For those who are not as familiar with this situation, the families of the Sandy Hook school shooting victims are fighting to sue Remington Arms, the manufacturer of the AR-15 rifle used in the shooting. After going back and forth between courts in Connecticut, the Connecticut Supreme Court ruled in favor of the parents, allowing them to proceed with the lawsuit. Remington filed an appeal with the United States Supreme Court, which was rejected on November 12, 2019.
The justices did not even provide reasoning as to why they will not hear the case. They just rejected it.
The families argue that Remington wrongfully marketed the gun, "knowingly [marketing] and [promoting] the Bushmaster XM15-E2S rifle for use in assaults against human beings." The families who lost their children are trying to prove the company created a gun that promoted the shooter to go kill as many people as he could and as fast as he could.
Remington's defense is that they are protected under the 2005 Protection of Lawful Commerce in Arms Act, which limits gunmakers' legal liability when such shootings occur. While there are exceptions, such as if the manufacturer violated a law in marketing, Remington argues they did not do so and they are protected under the law.
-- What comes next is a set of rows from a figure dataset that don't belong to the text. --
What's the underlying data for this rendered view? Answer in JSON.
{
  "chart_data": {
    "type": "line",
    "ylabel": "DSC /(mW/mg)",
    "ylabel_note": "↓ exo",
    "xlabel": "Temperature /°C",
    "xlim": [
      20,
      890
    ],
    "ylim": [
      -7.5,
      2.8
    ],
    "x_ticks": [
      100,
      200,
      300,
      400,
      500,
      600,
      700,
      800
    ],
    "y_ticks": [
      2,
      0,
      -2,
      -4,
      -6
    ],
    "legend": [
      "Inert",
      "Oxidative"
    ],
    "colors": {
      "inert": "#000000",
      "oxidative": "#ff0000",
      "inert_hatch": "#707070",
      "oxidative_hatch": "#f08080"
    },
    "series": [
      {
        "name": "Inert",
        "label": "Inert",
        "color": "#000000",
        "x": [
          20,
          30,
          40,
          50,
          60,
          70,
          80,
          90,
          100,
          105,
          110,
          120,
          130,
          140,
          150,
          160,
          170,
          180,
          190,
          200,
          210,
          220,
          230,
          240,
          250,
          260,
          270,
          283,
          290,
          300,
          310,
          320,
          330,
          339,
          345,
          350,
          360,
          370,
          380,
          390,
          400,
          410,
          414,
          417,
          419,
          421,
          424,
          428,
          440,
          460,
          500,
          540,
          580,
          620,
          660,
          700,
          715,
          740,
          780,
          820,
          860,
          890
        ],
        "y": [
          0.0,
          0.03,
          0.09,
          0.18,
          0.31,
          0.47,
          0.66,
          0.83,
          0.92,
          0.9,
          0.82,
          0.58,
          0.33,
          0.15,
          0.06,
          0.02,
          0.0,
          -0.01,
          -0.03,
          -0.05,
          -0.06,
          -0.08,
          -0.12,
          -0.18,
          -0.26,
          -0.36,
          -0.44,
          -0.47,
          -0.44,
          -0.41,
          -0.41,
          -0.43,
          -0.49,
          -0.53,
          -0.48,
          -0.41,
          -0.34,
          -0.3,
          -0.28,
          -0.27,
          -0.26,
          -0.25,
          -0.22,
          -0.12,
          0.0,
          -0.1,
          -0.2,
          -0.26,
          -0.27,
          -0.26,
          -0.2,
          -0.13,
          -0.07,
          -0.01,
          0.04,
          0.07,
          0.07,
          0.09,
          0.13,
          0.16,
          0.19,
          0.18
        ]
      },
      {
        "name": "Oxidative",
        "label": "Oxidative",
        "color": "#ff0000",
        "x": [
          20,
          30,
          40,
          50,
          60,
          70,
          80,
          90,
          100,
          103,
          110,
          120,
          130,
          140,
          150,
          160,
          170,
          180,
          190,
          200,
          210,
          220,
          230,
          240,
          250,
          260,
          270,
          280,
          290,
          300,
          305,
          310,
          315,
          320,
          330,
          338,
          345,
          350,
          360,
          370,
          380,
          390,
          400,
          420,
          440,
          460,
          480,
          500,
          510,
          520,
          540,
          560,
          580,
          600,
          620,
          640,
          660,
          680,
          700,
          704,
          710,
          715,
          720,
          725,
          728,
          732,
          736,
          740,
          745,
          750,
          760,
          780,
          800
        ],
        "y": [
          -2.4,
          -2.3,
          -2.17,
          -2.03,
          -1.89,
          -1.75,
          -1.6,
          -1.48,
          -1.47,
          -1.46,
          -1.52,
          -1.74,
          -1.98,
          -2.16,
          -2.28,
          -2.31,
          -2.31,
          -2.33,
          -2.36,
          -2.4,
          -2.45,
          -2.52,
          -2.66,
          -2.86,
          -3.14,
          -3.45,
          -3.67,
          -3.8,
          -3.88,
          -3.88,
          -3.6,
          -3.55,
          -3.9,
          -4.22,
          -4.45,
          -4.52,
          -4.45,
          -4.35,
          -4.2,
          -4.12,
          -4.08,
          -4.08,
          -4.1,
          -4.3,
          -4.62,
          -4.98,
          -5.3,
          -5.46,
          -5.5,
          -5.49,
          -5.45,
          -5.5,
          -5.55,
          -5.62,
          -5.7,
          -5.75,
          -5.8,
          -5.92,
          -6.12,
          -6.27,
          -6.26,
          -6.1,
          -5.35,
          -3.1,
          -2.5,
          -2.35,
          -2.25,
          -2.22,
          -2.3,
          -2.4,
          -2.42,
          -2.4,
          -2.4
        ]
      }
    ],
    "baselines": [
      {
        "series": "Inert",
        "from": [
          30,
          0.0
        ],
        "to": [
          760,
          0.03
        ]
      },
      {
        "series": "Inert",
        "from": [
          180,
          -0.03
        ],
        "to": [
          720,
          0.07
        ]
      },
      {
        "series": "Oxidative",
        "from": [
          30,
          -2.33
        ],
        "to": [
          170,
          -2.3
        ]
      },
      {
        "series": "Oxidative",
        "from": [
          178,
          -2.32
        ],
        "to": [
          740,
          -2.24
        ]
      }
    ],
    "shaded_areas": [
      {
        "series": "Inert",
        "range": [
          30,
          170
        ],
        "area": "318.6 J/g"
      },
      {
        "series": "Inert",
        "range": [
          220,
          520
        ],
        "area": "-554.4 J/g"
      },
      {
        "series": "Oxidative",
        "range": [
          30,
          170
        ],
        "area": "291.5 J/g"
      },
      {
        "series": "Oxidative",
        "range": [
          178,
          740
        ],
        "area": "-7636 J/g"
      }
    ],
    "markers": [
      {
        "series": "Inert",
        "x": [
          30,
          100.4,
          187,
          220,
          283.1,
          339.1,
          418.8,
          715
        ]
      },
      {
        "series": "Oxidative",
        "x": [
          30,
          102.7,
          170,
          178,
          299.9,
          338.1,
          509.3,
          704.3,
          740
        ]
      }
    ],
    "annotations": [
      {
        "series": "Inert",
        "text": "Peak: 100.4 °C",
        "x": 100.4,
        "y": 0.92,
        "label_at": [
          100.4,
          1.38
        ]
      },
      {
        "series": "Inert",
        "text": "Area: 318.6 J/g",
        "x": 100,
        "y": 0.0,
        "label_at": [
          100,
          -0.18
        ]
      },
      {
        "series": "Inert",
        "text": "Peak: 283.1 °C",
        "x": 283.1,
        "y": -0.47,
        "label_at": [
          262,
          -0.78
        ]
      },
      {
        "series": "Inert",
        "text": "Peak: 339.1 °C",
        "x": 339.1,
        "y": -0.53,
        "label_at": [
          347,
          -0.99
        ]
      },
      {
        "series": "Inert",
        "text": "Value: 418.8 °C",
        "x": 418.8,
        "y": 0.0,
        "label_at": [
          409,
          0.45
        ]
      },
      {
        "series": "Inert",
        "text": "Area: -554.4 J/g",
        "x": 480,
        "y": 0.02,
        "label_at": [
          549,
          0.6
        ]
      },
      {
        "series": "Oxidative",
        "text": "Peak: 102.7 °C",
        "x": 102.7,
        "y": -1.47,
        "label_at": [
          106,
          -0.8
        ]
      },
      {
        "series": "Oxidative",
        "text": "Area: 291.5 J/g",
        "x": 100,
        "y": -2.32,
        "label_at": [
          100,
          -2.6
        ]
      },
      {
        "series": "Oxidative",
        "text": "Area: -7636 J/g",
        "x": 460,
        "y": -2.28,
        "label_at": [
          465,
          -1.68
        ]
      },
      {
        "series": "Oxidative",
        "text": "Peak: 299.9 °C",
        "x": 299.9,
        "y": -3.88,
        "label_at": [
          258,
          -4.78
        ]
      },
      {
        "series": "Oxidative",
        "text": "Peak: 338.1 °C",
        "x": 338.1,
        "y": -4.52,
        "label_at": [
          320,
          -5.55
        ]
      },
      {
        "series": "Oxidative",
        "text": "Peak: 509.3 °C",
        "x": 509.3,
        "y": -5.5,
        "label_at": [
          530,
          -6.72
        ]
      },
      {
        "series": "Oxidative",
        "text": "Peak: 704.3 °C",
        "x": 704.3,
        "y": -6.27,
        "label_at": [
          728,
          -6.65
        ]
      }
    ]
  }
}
While the events that occurred are extremely unfortunate, it appears that the families are attempting to receive some form of compensation for their lost children.
However, this will not bring their children back and it is certainly not justice, which our system aims to achieve.
Whether you are for or against the right to own guns, this is a Second Amendment issue that needs to be heard by the Supreme Court. Later this term, they will be hearing New York State Rifle & Pistol Association Inc. v. City of New York, New York, in which members of the NY State Rifle & Pistol Association argue that the strict gun laws the city enforces guns only being able to be carried to and from shooting ranges with other strict regulations. While this is a good start for the Supreme Court, our nation needs them to hear Remington's defense and make a decision for the county with regards to the Second Amendment.